No consistency conditions imposed.

Consistency between aggregate/definition of seasonally adjusted data

No consistency conditions imposed.

Direct versus indirect approach

Direct seasonal adjustment is performed if all time series, including aggregates, are seasonally adjusted on an individual basis. Indirect seasonal adjustment is performed if the seasonally adjusted estimate for a time series is derived by combining the estimates for two or more directly adjusted series.

Comments:
A direct approach is used where the seasonal adjustment of components occurs using the same approach and software for each individual timeseries.

Horizon for estimating the model and the correction factors

When performing seasonal adjustment of a time series, it is possible to choose the period to be used for estimating the model and the correction factors. Correction factors are the factors used in the pre-treatment and seasonal adjustment of the series.

The whole time series is used to estimate the model and the correction factors.

Audit procedures

General revision policy

Seasonally adjusted data can change due to a revision of the unadjusted (raw) data or the addition of new data. Such changes are called revisions, and there are several ways to deal with the problem of revisions when publishing seasonally adjusted statistics.

comments:
The seasonally adjusted- and trendseries will change when a new time period (quarter) is added to the time series.

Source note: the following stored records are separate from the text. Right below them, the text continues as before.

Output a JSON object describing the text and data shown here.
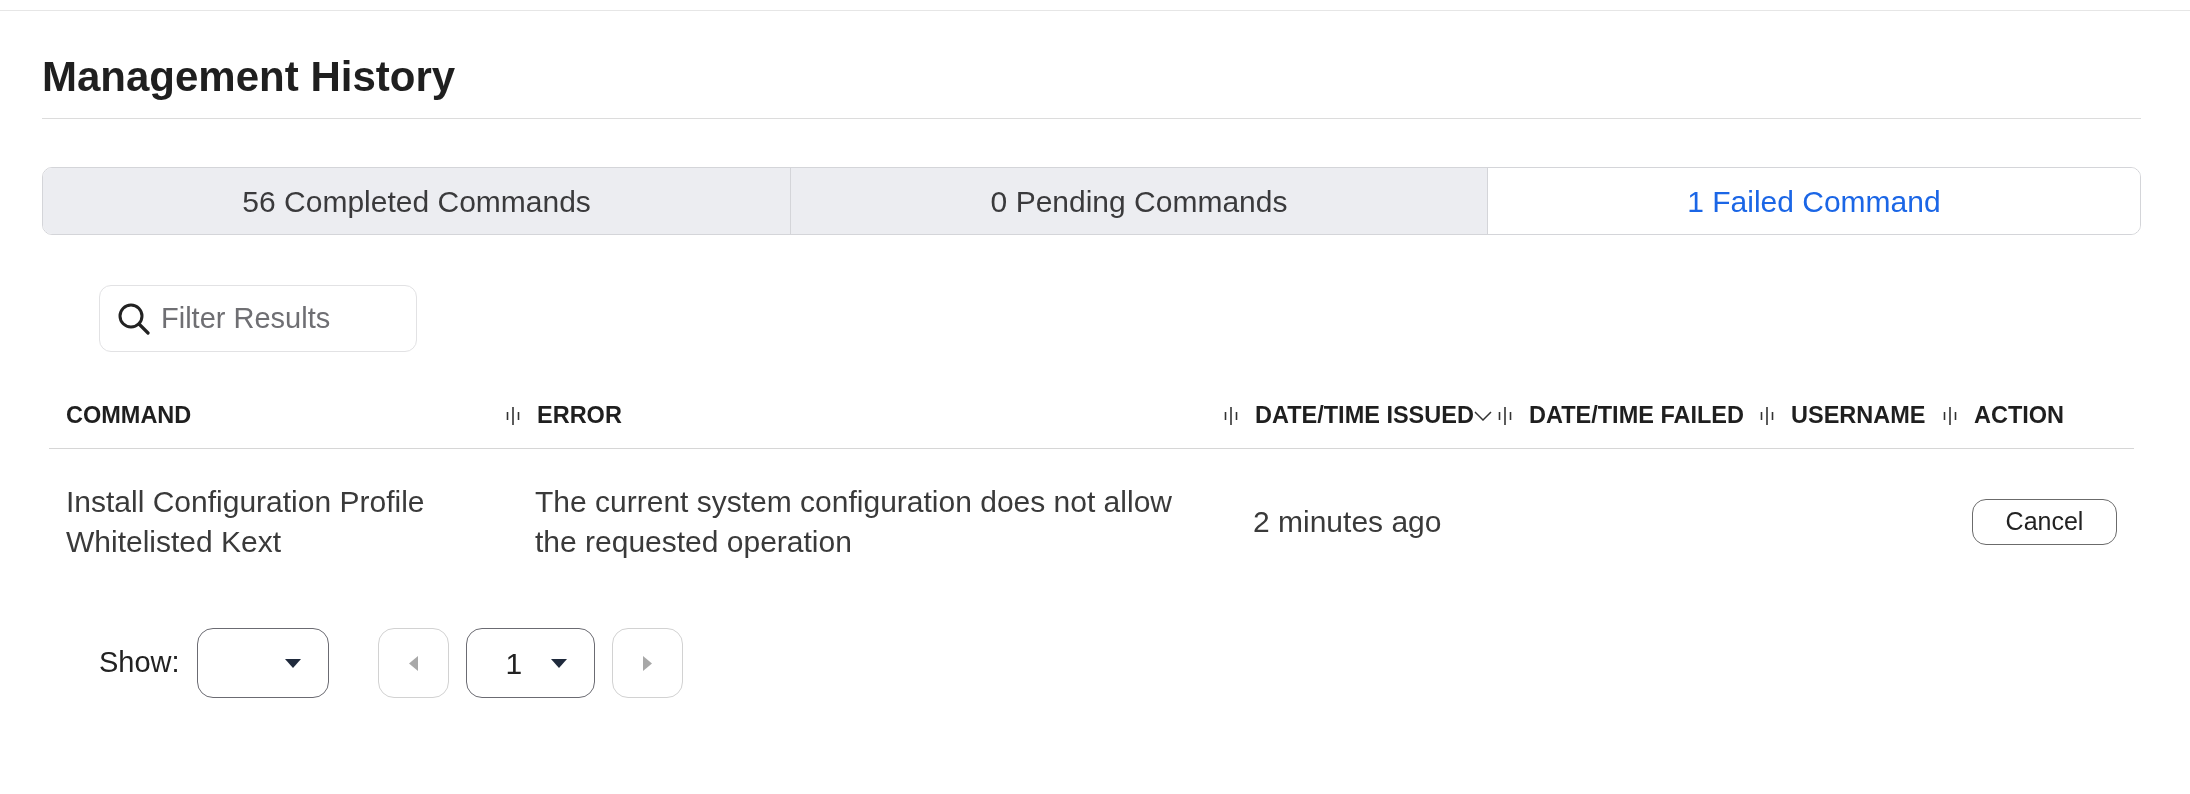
{
  "title": "Management History",
  "tabs": [
    {
      "label": "56 Completed Commands",
      "selected": false
    },
    {
      "label": "0 Pending Commands",
      "selected": false
    },
    {
      "label": "1 Failed Command",
      "selected": true
    }
  ],
  "filter": {
    "placeholder": "Filter Results"
  },
  "table": {
    "columns": [
      {
        "label": "COMMAND",
        "sorted": false
      },
      {
        "label": "ERROR",
        "sorted": false
      },
      {
        "label": "DATE/TIME ISSUED",
        "sorted": true
      },
      {
        "label": "DATE/TIME FAILED",
        "sorted": false
      },
      {
        "label": "USERNAME",
        "sorted": false
      },
      {
        "label": "ACTION",
        "sorted": false
      }
    ],
    "rows": [
      {
        "command": "Install Configuration Profile Whitelisted Kext",
        "error": "The current system configuration does not allow the requested operation",
        "date_time_issued": "2 minutes ago",
        "action": "Cancel"
      }
    ]
  },
  "pagination": {
    "label": "Show:",
    "page": "1",
    "previous_disabled": true,
    "next_disabled": true
  }
}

Concurrent versus current adjustment

The model, filters and calendar regressors are re-identified once a year and the respective parameters and factors are remain fixed between the yearly reviews.

Comments :
The seasonality filter for retail trade, except of motor vehicles, motorcycles and automotive fuel, and new buildings and renovation is 3x5. For machines and inventory, and motor vehicles and other means of transport the seasonality filter is 3x9. The trendfiler for all four timeseries is 3x5.

Horizon for published revisions

The entire time series is revised in the event of a re-estimation of the seasonal factors.

Quality of seasonal adjustment

Evaluation of seasonally adjusted data

Continuous/periodical evaluation using standard measures proposed by different seasonal adjustment tools.

Quality measures for seasonal adjustment

For most of the series, a selected set of diagnostics and graphical facilities for bulk treatment of data is used.

The quality measures for the four timeseries in DETINV vary. The series for retail trade, except of motor vehicles, motorcycles and automotive fuel, and machines and Inventory have good quality measures. The series for motor vehicles and other means of transport, and new buildings and renovation have poor quality measures. The poor level of the quality measures for motor vehicles and other means of transport means that adjusting for seasonality is not normally recommended.

In order to keep the seasonal adjustment to remain consistent, seasonal adjustment will be used on all four timeseries.

Special cases

Seasonal adjustment of short time series

All series are sufficiently long to perform an optimal seasonal adjustment.

Treatment of problematic series

Not relevant.

Posting procedures

Data availability

Raw data-, seasonally adjusted- and trendseries are available for all four time series.